One of the coaches on the team was also the school’s wrestling coach, and loved to have us do all kinds of wrestling drills, from “monkey rolls” – but his favorite was the sumo drill, which is clearly supposed to be done between similar size kids.

Which is a little tough when one of those kids is a 6-foot close-to-300 pound 9th grader, that has beat every kid to that point, whereupon the coach announces “Who will take Sterling on next?”

And no says a word. No one. You know where this is going of course.

No one, until me. “When no one else will say it or volunteer for it, he will” – I’ve been the damn A-Team of speaking up all my life.

I held my own for about 25 seconds, and then all 300 pounds of Sterling landed on my outstretched leg, and the knee had nowhere to go but out, and being a knee on a 14-year old, right back in, in two loud pops that probably sent every deer in the county running away in fear, if not from the pops, than the otherworldly screams of a not-pain-tolerant child.

At that, the wedgebuster was gone, replaced with stories told by my teammates the rest of the season, full of high school sophomore sexual euphemisms at my 25 seconds of grunting, groaning, and straining, followed by two loud pops and high-pitched screams and wailing.

For my part, I won no awards, no medal for heroism. I ended up with a hairline fracture of my growth plate, which put me on crutches for nine weeks.
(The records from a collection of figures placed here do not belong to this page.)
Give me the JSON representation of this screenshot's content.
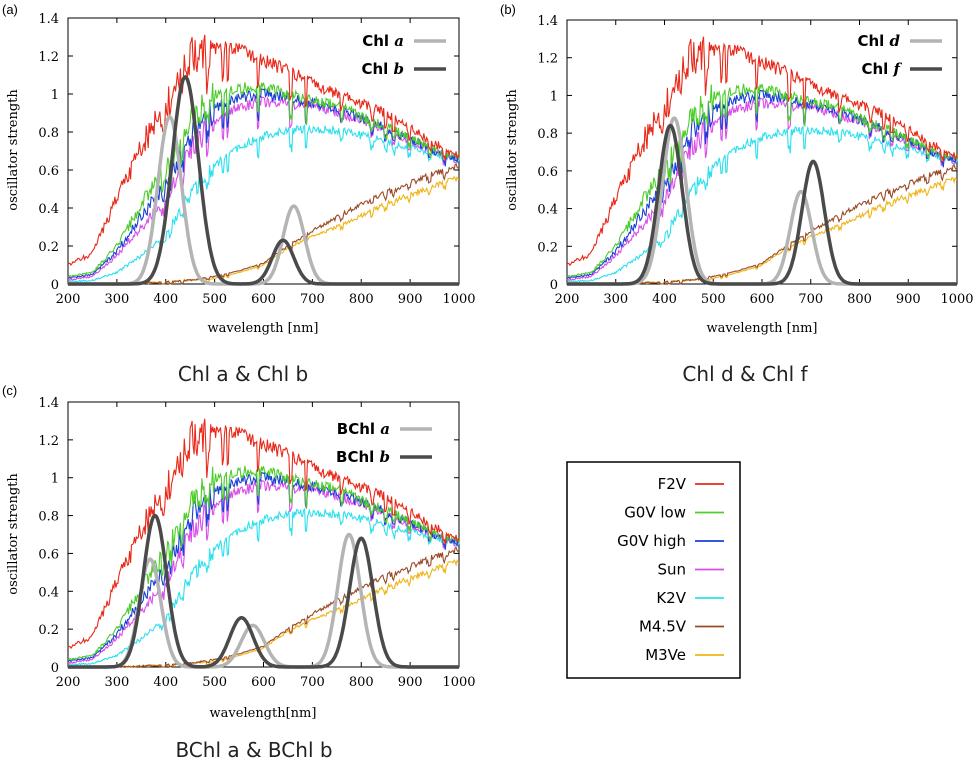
{
  "chart_data": [
    {
      "panel_label": "(a)",
      "caption": "Chl a & Chl b",
      "type": "line",
      "xlabel": "wavelength [nm]",
      "ylabel": "oscillator strength",
      "xlim": [
        200,
        1000
      ],
      "ylim": [
        0,
        1.4
      ],
      "xticks": [
        "200",
        "300",
        "400",
        "500",
        "600",
        "700",
        "800",
        "900",
        "1000"
      ],
      "yticks": [
        "0",
        "0.2",
        "0.4",
        "0.6",
        "0.8",
        "1",
        "1.2",
        "1.4"
      ],
      "legend_position": "top-right",
      "pigments": [
        {
          "name_prefix": "Chl",
          "name_suffix": "a",
          "color": "#b4b4b4",
          "peaks": [
            {
              "x": 408,
              "y": 0.88,
              "w": 24
            },
            {
              "x": 662,
              "y": 0.41,
              "w": 22
            }
          ]
        },
        {
          "name_prefix": "Chl",
          "name_suffix": "b",
          "color": "#4a4a4a",
          "peaks": [
            {
              "x": 440,
              "y": 1.09,
              "w": 27
            },
            {
              "x": 640,
              "y": 0.23,
              "w": 22
            }
          ]
        }
      ]
    },
    {
      "panel_label": "(b)",
      "caption": "Chl d & Chl f",
      "type": "line",
      "xlabel": "wavelength [nm]",
      "ylabel": "oscillator strength",
      "xlim": [
        200,
        1000
      ],
      "ylim": [
        0,
        1.4
      ],
      "xticks": [
        "200",
        "300",
        "400",
        "500",
        "600",
        "700",
        "800",
        "900",
        "1000"
      ],
      "yticks": [
        "0",
        "0.2",
        "0.4",
        "0.6",
        "0.8",
        "1",
        "1.2",
        "1.4"
      ],
      "legend_position": "top-right",
      "pigments": [
        {
          "name_prefix": "Chl",
          "name_suffix": "d",
          "color": "#b4b4b4",
          "peaks": [
            {
              "x": 420,
              "y": 0.88,
              "w": 24
            },
            {
              "x": 680,
              "y": 0.49,
              "w": 22
            }
          ]
        },
        {
          "name_prefix": "Chl",
          "name_suffix": "f",
          "color": "#4a4a4a",
          "peaks": [
            {
              "x": 412,
              "y": 0.84,
              "w": 24
            },
            {
              "x": 705,
              "y": 0.65,
              "w": 23
            }
          ]
        }
      ]
    },
    {
      "panel_label": "(c)",
      "caption": "BChl a & BChl b",
      "type": "line",
      "xlabel": "wavelength[nm]",
      "ylabel": "oscillator strength",
      "xlim": [
        200,
        1000
      ],
      "ylim": [
        0,
        1.4
      ],
      "xticks": [
        "200",
        "300",
        "400",
        "500",
        "600",
        "700",
        "800",
        "900",
        "1000"
      ],
      "yticks": [
        "0",
        "0.2",
        "0.4",
        "0.6",
        "0.8",
        "1",
        "1.2",
        "1.4"
      ],
      "legend_position": "top-right",
      "pigments": [
        {
          "name_prefix": "BChl",
          "name_suffix": "a",
          "color": "#b4b4b4",
          "peaks": [
            {
              "x": 368,
              "y": 0.57,
              "w": 22
            },
            {
              "x": 578,
              "y": 0.22,
              "w": 24
            },
            {
              "x": 775,
              "y": 0.7,
              "w": 23
            }
          ]
        },
        {
          "name_prefix": "BChl",
          "name_suffix": "b",
          "color": "#4a4a4a",
          "peaks": [
            {
              "x": 378,
              "y": 0.8,
              "w": 24
            },
            {
              "x": 555,
              "y": 0.26,
              "w": 24
            },
            {
              "x": 800,
              "y": 0.68,
              "w": 24
            }
          ]
        }
      ]
    }
  ],
  "spectra_legend": [
    {
      "name": "F2V",
      "color": "#e8291a"
    },
    {
      "name": "G0V low",
      "color": "#4ccd2a"
    },
    {
      "name": "G0V high",
      "color": "#1a3fd9"
    },
    {
      "name": "Sun",
      "color": "#d94ee8"
    },
    {
      "name": "K2V",
      "color": "#2ee0ee"
    },
    {
      "name": "M4.5V",
      "color": "#9a4a26"
    },
    {
      "name": "M3Ve",
      "color": "#f0b418"
    }
  ],
  "stellar_spectra": {
    "F2V": [
      [
        200,
        0.1
      ],
      [
        250,
        0.16
      ],
      [
        300,
        0.45
      ],
      [
        350,
        0.72
      ],
      [
        400,
        0.95
      ],
      [
        450,
        1.21
      ],
      [
        500,
        1.24
      ],
      [
        550,
        1.23
      ],
      [
        600,
        1.18
      ],
      [
        650,
        1.12
      ],
      [
        700,
        1.06
      ],
      [
        750,
        1.0
      ],
      [
        800,
        0.95
      ],
      [
        850,
        0.9
      ],
      [
        900,
        0.82
      ],
      [
        950,
        0.74
      ],
      [
        1000,
        0.67
      ]
    ],
    "G0V low": [
      [
        200,
        0.04
      ],
      [
        250,
        0.06
      ],
      [
        300,
        0.2
      ],
      [
        350,
        0.42
      ],
      [
        400,
        0.6
      ],
      [
        450,
        0.86
      ],
      [
        500,
        0.99
      ],
      [
        550,
        1.03
      ],
      [
        600,
        1.04
      ],
      [
        650,
        1.0
      ],
      [
        700,
        0.97
      ],
      [
        750,
        0.94
      ],
      [
        800,
        0.88
      ],
      [
        850,
        0.83
      ],
      [
        900,
        0.77
      ],
      [
        950,
        0.71
      ],
      [
        1000,
        0.66
      ]
    ],
    "G0V high": [
      [
        200,
        0.03
      ],
      [
        250,
        0.05
      ],
      [
        300,
        0.17
      ],
      [
        350,
        0.36
      ],
      [
        400,
        0.52
      ],
      [
        450,
        0.78
      ],
      [
        500,
        0.93
      ],
      [
        550,
        0.98
      ],
      [
        600,
        1.0
      ],
      [
        650,
        0.98
      ],
      [
        700,
        0.95
      ],
      [
        750,
        0.92
      ],
      [
        800,
        0.87
      ],
      [
        850,
        0.82
      ],
      [
        900,
        0.76
      ],
      [
        950,
        0.7
      ],
      [
        1000,
        0.65
      ]
    ],
    "Sun": [
      [
        200,
        0.02
      ],
      [
        250,
        0.04
      ],
      [
        300,
        0.15
      ],
      [
        350,
        0.3
      ],
      [
        400,
        0.45
      ],
      [
        450,
        0.7
      ],
      [
        500,
        0.86
      ],
      [
        550,
        0.93
      ],
      [
        600,
        0.96
      ],
      [
        650,
        0.95
      ],
      [
        700,
        0.94
      ],
      [
        750,
        0.91
      ],
      [
        800,
        0.86
      ],
      [
        850,
        0.81
      ],
      [
        900,
        0.75
      ],
      [
        950,
        0.7
      ],
      [
        1000,
        0.65
      ]
    ],
    "K2V": [
      [
        200,
        0.01
      ],
      [
        250,
        0.02
      ],
      [
        300,
        0.06
      ],
      [
        350,
        0.15
      ],
      [
        400,
        0.25
      ],
      [
        450,
        0.47
      ],
      [
        500,
        0.63
      ],
      [
        550,
        0.72
      ],
      [
        600,
        0.78
      ],
      [
        650,
        0.81
      ],
      [
        700,
        0.82
      ],
      [
        750,
        0.81
      ],
      [
        800,
        0.78
      ],
      [
        850,
        0.75
      ],
      [
        900,
        0.72
      ],
      [
        950,
        0.69
      ],
      [
        1000,
        0.65
      ]
    ],
    "M4.5V": [
      [
        200,
        0.0
      ],
      [
        300,
        0.0
      ],
      [
        400,
        0.01
      ],
      [
        450,
        0.02
      ],
      [
        500,
        0.04
      ],
      [
        550,
        0.07
      ],
      [
        600,
        0.11
      ],
      [
        650,
        0.2
      ],
      [
        700,
        0.28
      ],
      [
        750,
        0.35
      ],
      [
        800,
        0.42
      ],
      [
        850,
        0.48
      ],
      [
        900,
        0.53
      ],
      [
        950,
        0.58
      ],
      [
        1000,
        0.62
      ]
    ],
    "M3Ve": [
      [
        200,
        0.0
      ],
      [
        300,
        0.0
      ],
      [
        400,
        0.01
      ],
      [
        450,
        0.02
      ],
      [
        500,
        0.03
      ],
      [
        550,
        0.06
      ],
      [
        600,
        0.1
      ],
      [
        650,
        0.19
      ],
      [
        700,
        0.25
      ],
      [
        750,
        0.3
      ],
      [
        800,
        0.36
      ],
      [
        850,
        0.42
      ],
      [
        900,
        0.47
      ],
      [
        950,
        0.52
      ],
      [
        1000,
        0.56
      ]
    ]
  }
}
I never played football again. I mean who wants to play 3rd-string center and still have to run all the ladders the starters do? I shot golf, acted (okay, recited lines) in plays, and found out that I was pretty good at Calculus.

My A-Team volunteerism was as dumb right then as it was the next day.

But 25 years later? I wouldn’t change it for the world. For two consecutive weeks in the late summer of 1988, I went as hard as I could, did exactly what I was supposed to do, and I left it all right there on the field.

And that, really, is what it’s all supposed to be about, then, now, and tomorrow.

And when your 39-year old knee is sore on a warm April night, think about August, freshly mown grass, and call it “an old football injury.”